Xiao Tong would look at him, her mind struggling to reconcile millennia of Daoist teachings with his bizarre, digital-age terminology. He spoke of ancient energies as if he were debugging code. It was blasphemous, but she couldn't deny the underlying logic. He saw patterns she, with all her training, had been taught to ignore.

They settled on a final design. The 'capacitor' would be a small, flat box carved from peach wood. Inside, one of the charged obsidian spheres would sit. Xiao Tong would inscribe the interior with pacifying runes. The exterior would be Chen Wei's domain. He would have to etch a "circuit" of his own design onto the lid.

The work was painstaking. But when it was Chen Wei's turn, a new problem emerged. As he picked up a silver-tipped carving tool, a wave of dizziness washed over him.

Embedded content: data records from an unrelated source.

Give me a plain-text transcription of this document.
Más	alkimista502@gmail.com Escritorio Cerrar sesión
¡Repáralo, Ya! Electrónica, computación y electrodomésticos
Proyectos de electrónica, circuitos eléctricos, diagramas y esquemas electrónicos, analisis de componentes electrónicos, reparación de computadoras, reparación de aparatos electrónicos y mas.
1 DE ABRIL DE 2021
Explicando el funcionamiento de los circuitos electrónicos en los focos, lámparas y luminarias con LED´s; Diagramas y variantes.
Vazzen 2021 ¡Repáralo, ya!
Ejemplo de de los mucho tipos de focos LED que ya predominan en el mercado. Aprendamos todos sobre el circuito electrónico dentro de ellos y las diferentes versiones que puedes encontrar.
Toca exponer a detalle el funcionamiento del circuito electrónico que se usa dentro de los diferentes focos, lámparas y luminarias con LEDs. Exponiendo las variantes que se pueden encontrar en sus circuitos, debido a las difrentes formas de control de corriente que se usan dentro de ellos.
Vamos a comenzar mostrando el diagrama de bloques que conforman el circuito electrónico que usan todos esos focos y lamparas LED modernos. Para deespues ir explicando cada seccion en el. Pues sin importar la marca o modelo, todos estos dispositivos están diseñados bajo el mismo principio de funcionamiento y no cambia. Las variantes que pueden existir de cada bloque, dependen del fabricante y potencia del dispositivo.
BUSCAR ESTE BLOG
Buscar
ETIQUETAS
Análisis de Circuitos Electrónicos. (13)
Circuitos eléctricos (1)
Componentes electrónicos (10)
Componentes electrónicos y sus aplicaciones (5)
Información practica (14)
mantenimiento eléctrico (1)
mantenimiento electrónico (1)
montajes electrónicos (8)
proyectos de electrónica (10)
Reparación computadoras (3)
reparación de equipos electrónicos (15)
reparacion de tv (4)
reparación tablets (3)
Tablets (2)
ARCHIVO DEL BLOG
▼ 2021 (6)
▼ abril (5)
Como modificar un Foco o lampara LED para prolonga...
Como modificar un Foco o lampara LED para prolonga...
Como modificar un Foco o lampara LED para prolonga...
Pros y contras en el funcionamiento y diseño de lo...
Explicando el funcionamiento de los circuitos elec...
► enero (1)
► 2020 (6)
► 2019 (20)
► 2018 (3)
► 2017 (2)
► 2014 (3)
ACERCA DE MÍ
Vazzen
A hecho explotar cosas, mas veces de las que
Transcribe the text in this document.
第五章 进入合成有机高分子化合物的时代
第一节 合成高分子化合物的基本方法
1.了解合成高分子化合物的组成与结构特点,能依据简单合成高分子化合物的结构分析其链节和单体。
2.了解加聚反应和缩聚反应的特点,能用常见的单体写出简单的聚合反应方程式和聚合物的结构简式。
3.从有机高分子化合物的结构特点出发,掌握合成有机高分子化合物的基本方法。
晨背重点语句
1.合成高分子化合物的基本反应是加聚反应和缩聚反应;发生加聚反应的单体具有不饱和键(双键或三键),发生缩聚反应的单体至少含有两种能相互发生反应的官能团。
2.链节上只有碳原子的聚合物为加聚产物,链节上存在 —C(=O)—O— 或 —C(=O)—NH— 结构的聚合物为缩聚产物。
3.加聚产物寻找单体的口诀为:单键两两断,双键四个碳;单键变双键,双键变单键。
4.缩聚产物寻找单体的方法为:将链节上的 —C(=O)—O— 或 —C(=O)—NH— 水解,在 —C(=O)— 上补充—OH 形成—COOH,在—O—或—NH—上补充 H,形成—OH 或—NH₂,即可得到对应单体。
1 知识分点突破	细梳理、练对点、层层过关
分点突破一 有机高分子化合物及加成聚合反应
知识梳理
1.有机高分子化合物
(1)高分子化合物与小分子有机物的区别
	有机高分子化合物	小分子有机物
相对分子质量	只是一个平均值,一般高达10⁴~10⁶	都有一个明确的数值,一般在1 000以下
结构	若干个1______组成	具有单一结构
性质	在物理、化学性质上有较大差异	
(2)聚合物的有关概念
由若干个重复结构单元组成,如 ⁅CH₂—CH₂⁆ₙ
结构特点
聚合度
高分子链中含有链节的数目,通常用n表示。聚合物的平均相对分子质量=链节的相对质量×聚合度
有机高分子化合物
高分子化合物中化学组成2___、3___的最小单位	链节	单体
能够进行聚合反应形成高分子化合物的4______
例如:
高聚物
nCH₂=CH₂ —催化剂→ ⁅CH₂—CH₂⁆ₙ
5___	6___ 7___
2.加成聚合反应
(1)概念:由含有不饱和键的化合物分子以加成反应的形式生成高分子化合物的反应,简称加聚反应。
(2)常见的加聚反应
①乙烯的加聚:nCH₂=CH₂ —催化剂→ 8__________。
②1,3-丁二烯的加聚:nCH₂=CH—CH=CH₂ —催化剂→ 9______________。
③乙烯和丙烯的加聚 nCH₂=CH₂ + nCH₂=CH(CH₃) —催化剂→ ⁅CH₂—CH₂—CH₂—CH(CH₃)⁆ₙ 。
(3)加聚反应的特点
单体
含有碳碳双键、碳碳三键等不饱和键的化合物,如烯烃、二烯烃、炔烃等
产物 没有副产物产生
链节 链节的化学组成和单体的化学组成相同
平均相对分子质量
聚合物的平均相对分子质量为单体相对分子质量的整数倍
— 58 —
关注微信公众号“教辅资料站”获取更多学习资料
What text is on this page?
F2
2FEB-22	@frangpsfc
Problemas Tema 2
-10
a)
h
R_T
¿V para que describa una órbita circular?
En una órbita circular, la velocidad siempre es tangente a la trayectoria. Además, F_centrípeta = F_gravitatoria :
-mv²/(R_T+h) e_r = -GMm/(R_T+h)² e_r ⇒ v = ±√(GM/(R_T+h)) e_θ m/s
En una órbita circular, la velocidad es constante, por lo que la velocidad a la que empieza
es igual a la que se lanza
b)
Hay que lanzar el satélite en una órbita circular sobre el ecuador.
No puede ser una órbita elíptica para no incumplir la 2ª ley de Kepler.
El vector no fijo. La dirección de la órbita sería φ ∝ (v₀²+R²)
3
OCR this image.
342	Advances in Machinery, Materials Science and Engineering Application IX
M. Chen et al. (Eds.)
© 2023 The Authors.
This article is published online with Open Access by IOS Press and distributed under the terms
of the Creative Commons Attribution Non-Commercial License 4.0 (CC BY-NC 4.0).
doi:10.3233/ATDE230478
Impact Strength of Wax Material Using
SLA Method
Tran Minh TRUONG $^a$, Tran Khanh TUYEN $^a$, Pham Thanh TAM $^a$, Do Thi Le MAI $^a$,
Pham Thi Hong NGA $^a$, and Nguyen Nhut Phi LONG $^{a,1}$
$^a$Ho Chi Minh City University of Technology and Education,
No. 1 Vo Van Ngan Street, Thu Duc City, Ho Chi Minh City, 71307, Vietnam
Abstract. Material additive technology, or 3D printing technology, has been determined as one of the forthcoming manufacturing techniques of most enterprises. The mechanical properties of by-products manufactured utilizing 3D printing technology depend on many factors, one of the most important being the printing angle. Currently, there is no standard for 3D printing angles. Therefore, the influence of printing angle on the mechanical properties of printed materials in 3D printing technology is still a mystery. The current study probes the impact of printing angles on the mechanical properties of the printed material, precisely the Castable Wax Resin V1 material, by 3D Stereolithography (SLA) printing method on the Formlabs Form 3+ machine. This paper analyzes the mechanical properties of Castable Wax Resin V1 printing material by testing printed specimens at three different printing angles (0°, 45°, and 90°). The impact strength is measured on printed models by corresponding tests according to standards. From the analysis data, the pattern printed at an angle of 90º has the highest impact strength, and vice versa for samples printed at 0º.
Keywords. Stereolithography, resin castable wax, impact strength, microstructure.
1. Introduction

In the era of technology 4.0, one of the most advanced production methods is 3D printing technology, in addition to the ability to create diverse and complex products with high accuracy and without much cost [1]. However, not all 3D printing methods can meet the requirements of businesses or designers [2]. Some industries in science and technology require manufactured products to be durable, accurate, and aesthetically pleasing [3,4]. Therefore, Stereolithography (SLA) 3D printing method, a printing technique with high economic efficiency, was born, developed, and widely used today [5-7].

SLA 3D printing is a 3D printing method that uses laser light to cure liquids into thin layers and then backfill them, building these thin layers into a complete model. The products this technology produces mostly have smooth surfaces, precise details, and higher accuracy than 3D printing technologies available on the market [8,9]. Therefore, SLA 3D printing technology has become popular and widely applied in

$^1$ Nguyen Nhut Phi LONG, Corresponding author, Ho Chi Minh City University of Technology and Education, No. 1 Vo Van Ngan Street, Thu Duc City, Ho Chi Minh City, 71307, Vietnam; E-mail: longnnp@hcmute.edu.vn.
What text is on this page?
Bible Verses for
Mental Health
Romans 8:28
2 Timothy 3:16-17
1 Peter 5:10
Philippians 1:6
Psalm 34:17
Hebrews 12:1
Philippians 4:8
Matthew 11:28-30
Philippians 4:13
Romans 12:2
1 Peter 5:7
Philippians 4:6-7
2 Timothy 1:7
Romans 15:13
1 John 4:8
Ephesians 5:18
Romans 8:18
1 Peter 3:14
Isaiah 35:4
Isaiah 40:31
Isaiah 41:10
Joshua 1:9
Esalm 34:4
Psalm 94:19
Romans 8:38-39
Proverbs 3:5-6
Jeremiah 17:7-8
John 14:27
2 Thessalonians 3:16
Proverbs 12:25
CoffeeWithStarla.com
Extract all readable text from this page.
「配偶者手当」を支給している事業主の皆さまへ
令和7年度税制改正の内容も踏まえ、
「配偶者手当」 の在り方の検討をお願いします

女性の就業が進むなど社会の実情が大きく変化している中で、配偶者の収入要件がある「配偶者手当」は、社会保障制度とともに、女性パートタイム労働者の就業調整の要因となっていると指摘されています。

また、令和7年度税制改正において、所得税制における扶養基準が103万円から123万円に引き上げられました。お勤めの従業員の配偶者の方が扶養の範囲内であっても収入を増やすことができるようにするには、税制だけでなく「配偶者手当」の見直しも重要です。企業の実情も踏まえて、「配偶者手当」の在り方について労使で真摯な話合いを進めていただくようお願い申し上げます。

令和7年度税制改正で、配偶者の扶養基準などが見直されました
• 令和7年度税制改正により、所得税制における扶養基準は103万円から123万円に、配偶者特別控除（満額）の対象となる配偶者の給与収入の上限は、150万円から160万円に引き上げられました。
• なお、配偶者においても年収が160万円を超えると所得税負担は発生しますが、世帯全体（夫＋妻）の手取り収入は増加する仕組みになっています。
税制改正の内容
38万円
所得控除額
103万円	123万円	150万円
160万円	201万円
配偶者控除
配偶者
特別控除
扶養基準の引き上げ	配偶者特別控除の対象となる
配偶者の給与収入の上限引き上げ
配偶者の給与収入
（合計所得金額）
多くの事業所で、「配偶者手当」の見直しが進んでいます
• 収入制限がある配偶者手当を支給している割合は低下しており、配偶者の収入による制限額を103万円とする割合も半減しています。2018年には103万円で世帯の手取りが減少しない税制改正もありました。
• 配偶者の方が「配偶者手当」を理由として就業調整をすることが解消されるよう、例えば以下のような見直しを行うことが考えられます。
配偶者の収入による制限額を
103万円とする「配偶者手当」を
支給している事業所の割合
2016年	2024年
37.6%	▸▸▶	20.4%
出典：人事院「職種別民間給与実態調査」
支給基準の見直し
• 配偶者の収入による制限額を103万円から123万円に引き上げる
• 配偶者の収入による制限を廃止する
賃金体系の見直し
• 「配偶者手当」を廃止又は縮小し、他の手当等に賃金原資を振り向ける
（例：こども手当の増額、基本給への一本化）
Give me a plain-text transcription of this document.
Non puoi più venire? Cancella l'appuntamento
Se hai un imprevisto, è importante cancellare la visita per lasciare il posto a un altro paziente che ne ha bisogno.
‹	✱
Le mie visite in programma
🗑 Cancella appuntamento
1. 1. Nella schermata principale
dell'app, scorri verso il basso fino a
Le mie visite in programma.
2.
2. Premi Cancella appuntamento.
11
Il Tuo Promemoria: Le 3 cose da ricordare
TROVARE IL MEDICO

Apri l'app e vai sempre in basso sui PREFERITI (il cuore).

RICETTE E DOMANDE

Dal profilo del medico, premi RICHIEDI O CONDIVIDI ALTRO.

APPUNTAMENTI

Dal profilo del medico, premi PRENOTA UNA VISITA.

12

The low buzz of the refrigerator in the corner became a roar in his ears. He could see the wi-fi signal from the router not as a gentle web, but as a violent, strobing blizzard of data packets. His senses, which he had begun to control, were now flaring up, raw and overwhelming.

"Whoa," he breathed, stumbling back and pressing a hand to his temple. "Everything is... loud."

Xiao Tong was at his side in an instant, her expression sharp with concern. "What do you mean, 'loud'?"

"The energy. It's all dialed up to eleven. I can't... I can't focus. It's just noise," he stammered, squeezing his eyes shut. Even in the darkness, he could see the after-images of power lines burned onto his retinas.

"It's a side effect," she said, her voice tight with a dawning, fearful understanding. "It's like you've been listening to quiet music your whole life, and someone just threw you into the front row of a rock concert. Your 'spiritual ears' are ringing. You're experiencing sensory overload. We pushed you too far, too fast."

She guided him to the meditation cushion. "Breathe, Chen Wei. Forget the outside world. Focus only on the Mind-Calming Disc. Let its stillness be your anchor."

He held the jade disc, its cool, quiet energy a lifeline in the raging storm of his senses. He focused on it, pouring all his concentration into that single point of silence. Slowly, the roar of the city's qi began to recede, subsiding back into a manageable hum. The process left him pale and shaken.

"This is the price," Xiao Tong said softly, her earlier excitement gone, replaced by a deep solemnity. "Every miracle has a cost. Your ability is a miracle of the modern age, but it's burning you out. We have to teach you how to build shields. How to turn the volume down."

But they didn't have time for a full lesson. They had a deadline.

"I can do it," Chen Wei insisted, his voice raspy but firm. "I just need... to be careful."

He returned to the workbench, the jade disc held firmly in his other hand. The work was slow. He had to constantly fight back the tide of sensory data. He didn't carve symbols. He carved a pattern that looked like a modern printed circuit board, a series of precise, interconnected lines that would guide the energy according to his will.

As he carved the final line, a faint, blue light traced the path he had cut. The device was complete. He placed the charged obsidian sphere inside and closed the lid. There was a soft click as the energies aligned. The box now felt like a coiled spring, holding a quiet but immense power in reserve.

He looked up at Xiao Tong, a triumphant but exhausted smile on his face. "Capacitor's ready."

He didn't see the way she was looking at him—with a mixture of pride, admiration, and a profound, chilling fear. She had helped him build a new kind of weapon. But she was also witnessing the toll it was taking on him.

Just as the thought crossed her mind, a sharp, insistent knock echoed from the front door of the shop.

It wasn't the knock of a customer. It was three sharp raps, precise and authoritative.

They both froze. The residual energy from their work still hung heavy in the air, a beacon in the supernatural world.

The knock came again, louder this time.

Xiao Tong's face went pale.

"The Sect," she whispered, her eyes wide with dread. "They know."